When the Conservative government of Margaret Thatcher privatised the water industry in 1989 it wrote off all its debts and granted indemnity for CSO discharges, in order to satisfy the financial markets which were reluctant to invest, fearing potential criminal liabilities.

The Tories claimed that bureaucratism and inefficiency would be done away with through the introduction of competition, which would provide a massive injection of cash for investment.

The exact opposite happened. A Wild West-style rampage took place in which the previously state-owned water assets fell into the hands of bank consortiums, private equity firms and sovereign wealth funds committed to extracting every last penny from customers and workers, while splashing out on dividends.

Professor David Hall, an expert on England’s water industry from Greenwich University, recently explained how the companies “have borrowed large amounts of money, building up a large pile of debt and large annual bill for interest. This debt has not been taken on to finance investment, but to finance the payment of dividends.”

Since privatisation dividends worth £65 billion have been paid out, while debt has risen from zero to £54 billion.

At the same time, according to The Rivers Trust, “Since 1991 water companies have failed to treat sewage ‘effectually’ as required by the Water Industry Act 1991 and the [financial] regulator OFWAT has singularly failed to use the powers granted to them to enforce that duty over the last 30 years. The Environment Agency has also been systematically defunded and disempowered to act.”

Since the UK left the European Union the government has attempted to scrap hundreds of environment laws. It introduced an amendment to the 2021 Environment Bill in opposition to a clause that sought progressive reductions in the harm caused by discharges of untreated sewage.

Screenshot of report of a paper on water quality in rivers by Parliament's Environmental Audit Committee [Photo: UK Parliament]

After decades of services run by private water companies, England and Wales have some of the worst water quality in Europe, with only 14 percent of rivers rated in good ecological health. A major part of the responsibility lies with the Labour Party and the trade unions.

The Labour government of Tony Blair (1997-2007) denounced opposition to Tory privatisation as “rigid dogma” and hailed “global finance, communication and the media” as “liberating” and “modernising” forces. “After a century of antagonism, economic efficiency and social justice are finally working in partnership together,” Blair told the 1999 Labour Party conference.

Last year, current Labour leader Sir Keir Starmer ditched plans to nationalise the water sector.

Since privatisation, the unions have pursued a “partnership” agreement with the employers, claiming it was the best way to achieve job security, better wages and conditions. Instead workers have faced constant reorganisations, job cuts, declining wages, outsourcing and downgrading.

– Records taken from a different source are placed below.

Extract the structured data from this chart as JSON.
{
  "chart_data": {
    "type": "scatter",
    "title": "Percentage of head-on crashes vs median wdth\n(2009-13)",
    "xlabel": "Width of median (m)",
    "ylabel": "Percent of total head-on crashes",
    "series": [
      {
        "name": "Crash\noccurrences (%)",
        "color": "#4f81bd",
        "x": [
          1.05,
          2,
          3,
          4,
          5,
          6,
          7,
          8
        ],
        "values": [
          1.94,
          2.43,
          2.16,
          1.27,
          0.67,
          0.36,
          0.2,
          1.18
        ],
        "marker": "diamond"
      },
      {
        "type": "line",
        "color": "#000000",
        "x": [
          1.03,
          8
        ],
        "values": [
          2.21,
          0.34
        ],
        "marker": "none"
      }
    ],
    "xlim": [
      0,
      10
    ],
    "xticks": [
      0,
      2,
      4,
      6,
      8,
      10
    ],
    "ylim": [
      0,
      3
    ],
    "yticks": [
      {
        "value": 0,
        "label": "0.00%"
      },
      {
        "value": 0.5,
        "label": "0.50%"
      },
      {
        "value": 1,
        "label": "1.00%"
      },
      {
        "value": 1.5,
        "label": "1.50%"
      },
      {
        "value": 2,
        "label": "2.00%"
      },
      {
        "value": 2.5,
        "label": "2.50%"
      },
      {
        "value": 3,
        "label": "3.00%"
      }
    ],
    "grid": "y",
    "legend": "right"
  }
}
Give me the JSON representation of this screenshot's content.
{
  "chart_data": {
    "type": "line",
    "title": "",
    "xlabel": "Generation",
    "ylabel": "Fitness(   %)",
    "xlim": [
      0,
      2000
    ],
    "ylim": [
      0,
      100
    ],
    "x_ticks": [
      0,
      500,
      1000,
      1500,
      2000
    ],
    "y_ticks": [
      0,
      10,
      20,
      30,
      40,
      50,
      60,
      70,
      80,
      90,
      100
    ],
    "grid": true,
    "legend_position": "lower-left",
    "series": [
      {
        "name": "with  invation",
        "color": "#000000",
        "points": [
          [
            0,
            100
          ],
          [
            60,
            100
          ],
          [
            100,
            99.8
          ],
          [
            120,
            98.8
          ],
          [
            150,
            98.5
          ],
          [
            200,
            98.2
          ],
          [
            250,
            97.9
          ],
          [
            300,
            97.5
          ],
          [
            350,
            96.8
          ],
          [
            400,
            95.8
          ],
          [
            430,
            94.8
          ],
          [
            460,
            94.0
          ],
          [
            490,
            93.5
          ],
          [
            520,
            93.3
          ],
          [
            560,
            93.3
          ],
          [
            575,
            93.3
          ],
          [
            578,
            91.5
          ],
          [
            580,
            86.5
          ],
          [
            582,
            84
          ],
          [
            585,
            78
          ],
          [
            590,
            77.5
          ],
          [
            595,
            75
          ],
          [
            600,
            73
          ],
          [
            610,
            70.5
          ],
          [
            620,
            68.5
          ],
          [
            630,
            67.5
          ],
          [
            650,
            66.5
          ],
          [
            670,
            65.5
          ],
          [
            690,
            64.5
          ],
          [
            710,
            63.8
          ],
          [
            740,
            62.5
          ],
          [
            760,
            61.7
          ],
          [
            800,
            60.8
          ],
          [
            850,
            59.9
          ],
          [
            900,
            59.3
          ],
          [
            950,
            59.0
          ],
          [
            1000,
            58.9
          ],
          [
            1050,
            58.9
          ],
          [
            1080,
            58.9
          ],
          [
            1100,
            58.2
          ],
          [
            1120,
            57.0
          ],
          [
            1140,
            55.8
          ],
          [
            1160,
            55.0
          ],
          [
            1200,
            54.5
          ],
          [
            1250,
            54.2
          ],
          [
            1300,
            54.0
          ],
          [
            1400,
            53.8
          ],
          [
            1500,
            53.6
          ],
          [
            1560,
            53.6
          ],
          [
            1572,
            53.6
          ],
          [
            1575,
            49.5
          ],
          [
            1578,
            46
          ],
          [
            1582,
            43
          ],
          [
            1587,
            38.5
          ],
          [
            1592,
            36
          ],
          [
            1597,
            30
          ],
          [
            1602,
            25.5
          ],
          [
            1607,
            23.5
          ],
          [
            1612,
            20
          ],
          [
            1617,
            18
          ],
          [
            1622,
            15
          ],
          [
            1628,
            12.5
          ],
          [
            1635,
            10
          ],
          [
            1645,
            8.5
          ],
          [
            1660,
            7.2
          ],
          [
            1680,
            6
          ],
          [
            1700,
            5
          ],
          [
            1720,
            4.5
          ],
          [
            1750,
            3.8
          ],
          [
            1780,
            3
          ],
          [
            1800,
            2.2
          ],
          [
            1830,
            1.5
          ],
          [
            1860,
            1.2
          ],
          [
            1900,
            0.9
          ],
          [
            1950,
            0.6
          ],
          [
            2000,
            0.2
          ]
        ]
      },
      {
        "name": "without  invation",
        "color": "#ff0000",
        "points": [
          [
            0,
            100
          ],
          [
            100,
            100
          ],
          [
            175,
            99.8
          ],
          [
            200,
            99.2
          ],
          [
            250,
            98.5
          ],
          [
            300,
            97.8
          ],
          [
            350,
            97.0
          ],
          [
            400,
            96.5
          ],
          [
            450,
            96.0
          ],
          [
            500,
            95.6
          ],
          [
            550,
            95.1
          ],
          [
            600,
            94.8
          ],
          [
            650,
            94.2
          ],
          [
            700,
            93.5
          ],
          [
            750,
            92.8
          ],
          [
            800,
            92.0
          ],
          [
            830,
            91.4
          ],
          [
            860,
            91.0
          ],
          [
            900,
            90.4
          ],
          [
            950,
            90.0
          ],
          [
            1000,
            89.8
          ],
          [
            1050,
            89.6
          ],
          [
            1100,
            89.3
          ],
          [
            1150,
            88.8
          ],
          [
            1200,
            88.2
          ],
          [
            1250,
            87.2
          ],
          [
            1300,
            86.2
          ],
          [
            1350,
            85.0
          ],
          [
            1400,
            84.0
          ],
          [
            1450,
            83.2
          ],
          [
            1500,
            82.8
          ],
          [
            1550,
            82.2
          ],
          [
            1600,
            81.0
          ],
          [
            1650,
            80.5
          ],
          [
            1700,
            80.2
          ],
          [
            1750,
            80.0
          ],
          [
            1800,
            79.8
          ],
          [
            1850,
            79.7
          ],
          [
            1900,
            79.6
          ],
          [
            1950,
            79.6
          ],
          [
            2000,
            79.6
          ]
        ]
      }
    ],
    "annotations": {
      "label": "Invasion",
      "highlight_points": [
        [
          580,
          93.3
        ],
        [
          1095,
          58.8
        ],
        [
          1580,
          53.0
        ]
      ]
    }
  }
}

The Socialist Equality Party advocates a fundamental restructuring of the economy to place the needs of working people and society before corporate profit and the accumulation of private wealth. A socialist policy for water supply and sanitation would involve reorganising the water companies based on rational international planning and cooperation, so that all the world’s inhabitants would receive the most basic necessity of life and health.